The notebook will be graded based upon the following rubric:
  • Neatness and organization
  • Completeness
  • Inclusion of OdinID or project identifier in screenshots
Homework
Throughout the term, homework assignments will be given that are to be done individually and submitted via a private Bitbucket repository and a public DockerHub repository.  Homework assignments should also be uploaded as a zip file via the D2L Dropbox (for timestamp) using the following naming convention:
  • <hw#>-<lastname>.zip
  • Assuming homework directory hw2 and last name Feng, create zip file via:
    • zip -r hw2-Feng.zip hw2
The assignments will be graded based upon the following rubric:
  • Overall functionality
  • Code documentation (such as Docstrings, comments)
  • Code readability and modularity
  • git repository activity (commits, commit messages, tags)
Final project
More later...
 

Course objectives

  • Understand Internet networking and how it has enabled the cloud.
  • Perform web development and construct web applications backed by databases.
  • Utilize virtual machines and containers as building blocks for constructing services.
  • Adapt applications to models of service and storage supported by cloud computing providers.
  • Utilize cloud tools for data analysis and machine learning applications
 

Policies

Grading
Attendance and participation 10%
Homework 30%
Lab Notebook 40%
Final Project Demo and Walkthrough 20%
Attendance and participation To encourage collaboration and to establish a positive learning community, attendance and participation throughout the term will be graded.
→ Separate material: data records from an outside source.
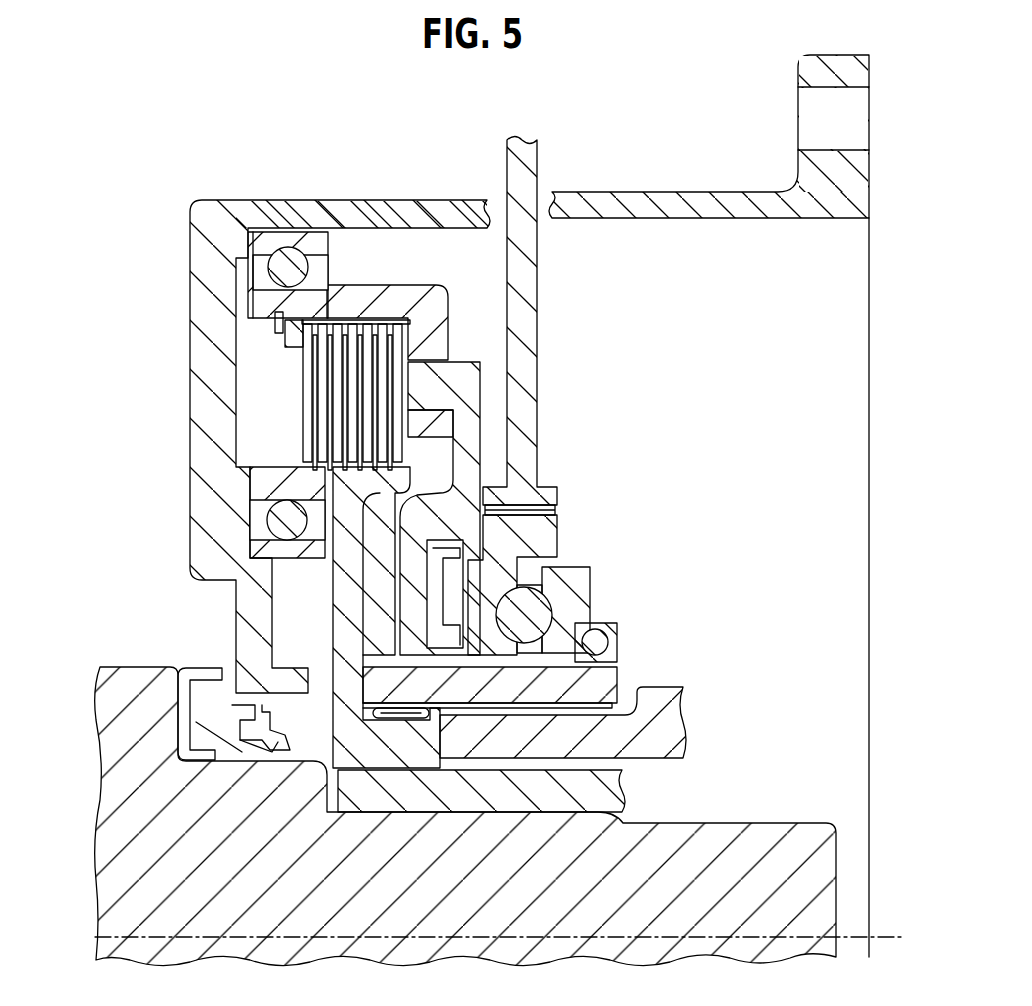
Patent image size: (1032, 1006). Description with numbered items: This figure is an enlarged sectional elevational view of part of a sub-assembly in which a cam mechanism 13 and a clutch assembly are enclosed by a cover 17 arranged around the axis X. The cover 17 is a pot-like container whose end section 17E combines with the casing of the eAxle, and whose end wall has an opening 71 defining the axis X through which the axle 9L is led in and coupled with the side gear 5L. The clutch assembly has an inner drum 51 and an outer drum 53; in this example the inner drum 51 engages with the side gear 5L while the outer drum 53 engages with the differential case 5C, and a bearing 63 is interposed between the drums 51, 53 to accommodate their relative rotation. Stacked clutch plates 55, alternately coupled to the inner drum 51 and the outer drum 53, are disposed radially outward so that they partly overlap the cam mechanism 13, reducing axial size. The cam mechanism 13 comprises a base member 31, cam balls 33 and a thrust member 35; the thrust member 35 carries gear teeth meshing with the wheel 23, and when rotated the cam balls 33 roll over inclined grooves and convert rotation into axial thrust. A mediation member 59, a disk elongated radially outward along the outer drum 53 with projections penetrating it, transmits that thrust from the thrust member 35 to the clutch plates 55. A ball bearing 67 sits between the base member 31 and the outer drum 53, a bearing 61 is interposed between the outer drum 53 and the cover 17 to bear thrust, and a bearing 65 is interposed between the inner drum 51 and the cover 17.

The cover 17 is at (190, 320).
The end section 17E is at (870, 173).
The bearing 61 is at (258, 242).
The clutch plates 55 is at (353, 267).
The mediation member 59 is at (467, 362).
The wheel 23 is at (536, 305).
The bearing 65 is at (250, 492).
The thrust member 35 is at (556, 514).
The cam balls 33 is at (563, 566).
The cam mechanism 13 is at (693, 557).
The base member 31 is at (592, 594).
The inner drum 51 is at (333, 607).
The ball bearing 67 is at (618, 655).
The opening 71 is at (187, 667).
The bearing 63 is at (375, 708).
The outer drum 53 is at (600, 672).
The differential case 5C is at (683, 692).
The axle 9L is at (100, 757).
The side gear 5L is at (622, 798).
The axis X is at (883, 935).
In addition, mutual respect, tolerance, and encouragement are expected, while comments seeking to demean, embarrass, or otherwise disrupt others' ability to learn are not. Specific examples of participation include asking questions, helping other students out, and identifying mistakes in the course content either in class or on the Slack channel.
Academic misconduct
  • Includes allowing another student to copy your work unless specifically allowed by the instructor.
  • Includes copying blocks of code from external sources without proper attribution
  • Results in a grade of 0 for the assignment or exam.
  • Results in the initiation of disciplinary action at the university level.